A Portaria nº 648/2006 (que foi revogada, mas o conceito permanece relevante para provas históricas do SUS) definia as atribuições da Atenção Básica. Organizar, financiar e gerenciar são funções do gestor municipal de saúde, enquanto a Atenção Básica executa as ações e estabelece vínculo com a população.
A Portaria nº 648/2006 do Ministério da Saúde foi um documento chave para a Política Nacional de Atenção Básica (PNAB) em seu tempo, estabelecendo diretrizes e atribuições para a Atenção Básica no Sistema Único de Saúde (SUS). Embora tenha sido revogada por portarias posteriores (como a Portaria nº 2.436/2017), seus conceitos e a distinção de papéis ainda são relevantes para a compreensão da estrutura do SUS e frequentemente aparecem em questões de prova. As atribuições da Atenção Básica, conforme a portaria, focavam na execução de ações de promoção, prevenção, recuperação e reabilitação da saúde, com ênfase na longitudinalidade do cuidado e na responsabilização pela saúde da população adscrita. Isso incluía estabelecer vínculo, promover o acesso universal, garantir a continuidade da atenção e estimular a participação popular e o controle social. É fundamental para residentes diferenciar as atribuições da Atenção Básica (o que as equipes fazem diretamente com a população) das atribuições do gestor municipal de saúde. O gestor é quem tem a responsabilidade de organizar a rede de serviços, planejar as ações, financiar e gerenciar os recursos e as equipes. A Atenção Básica é a porta de entrada preferencial do sistema e o centro de comunicação da Rede de Atenção à Saúde, mas não é ela quem organiza, financia e gerencia a si mesma ou as ações das equipes em um sentido macro.

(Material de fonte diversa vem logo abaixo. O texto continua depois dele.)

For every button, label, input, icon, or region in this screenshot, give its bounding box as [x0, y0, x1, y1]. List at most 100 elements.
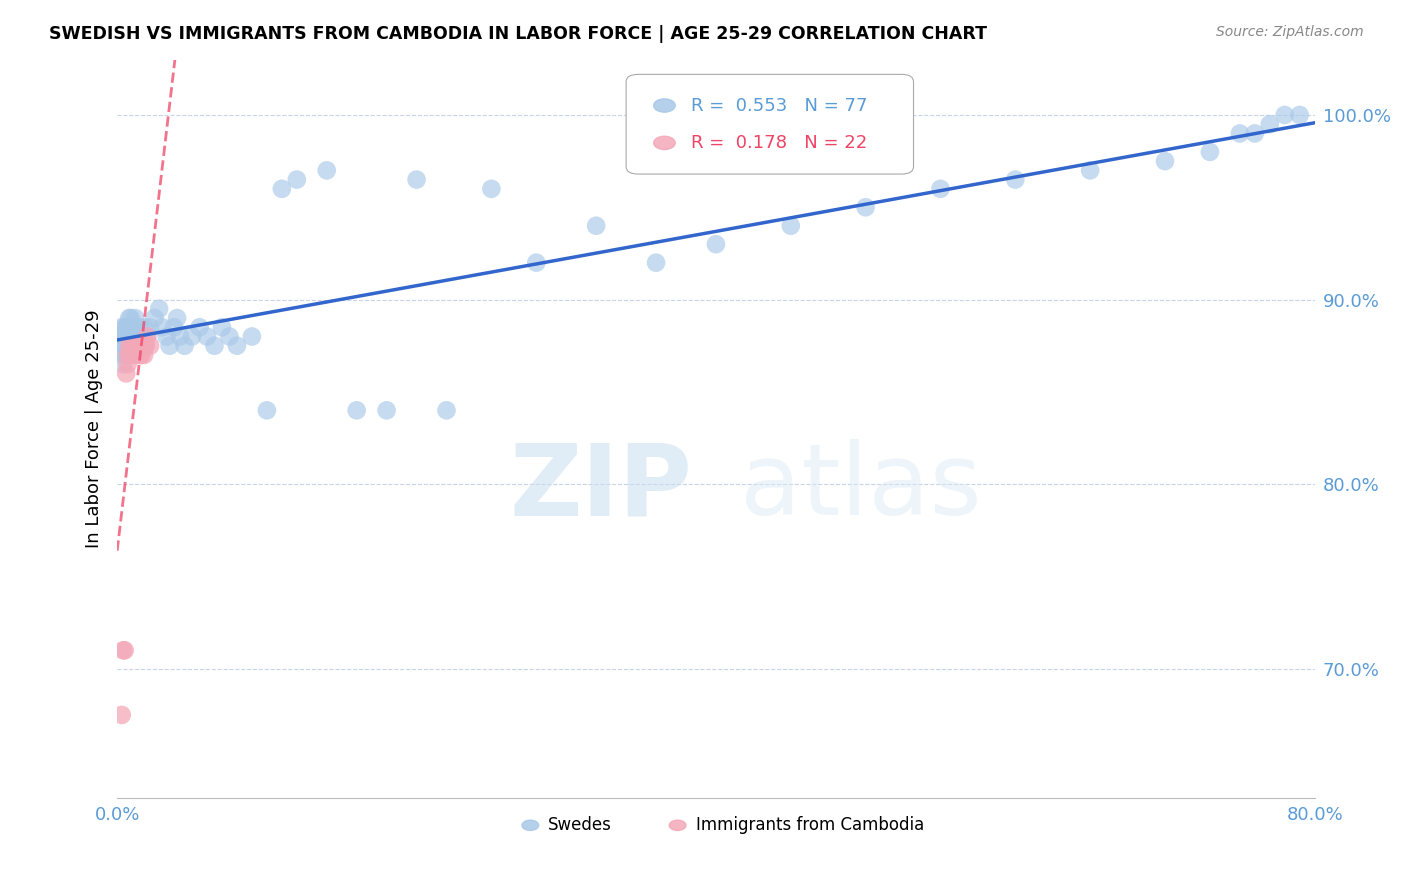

Os princípios fundamentais incluem a universalidade, acessibilidade, vínculo, integralidade, equidade, participação da comunidade e responsabilização pela saúde da população.
O vínculo é crucial para a longitudinalidade do cuidado, permitindo que as equipes conheçam a realidade das famílias, estabeleçam confiança e ofereçam um cuidado mais personalizado e resolutivo.
A Atenção Básica promove a participação popular através de conselhos locais de saúde, reuniões comunitárias e outras instâncias que permitem à população influenciar a gestão e fiscalizar os serviços de saúde.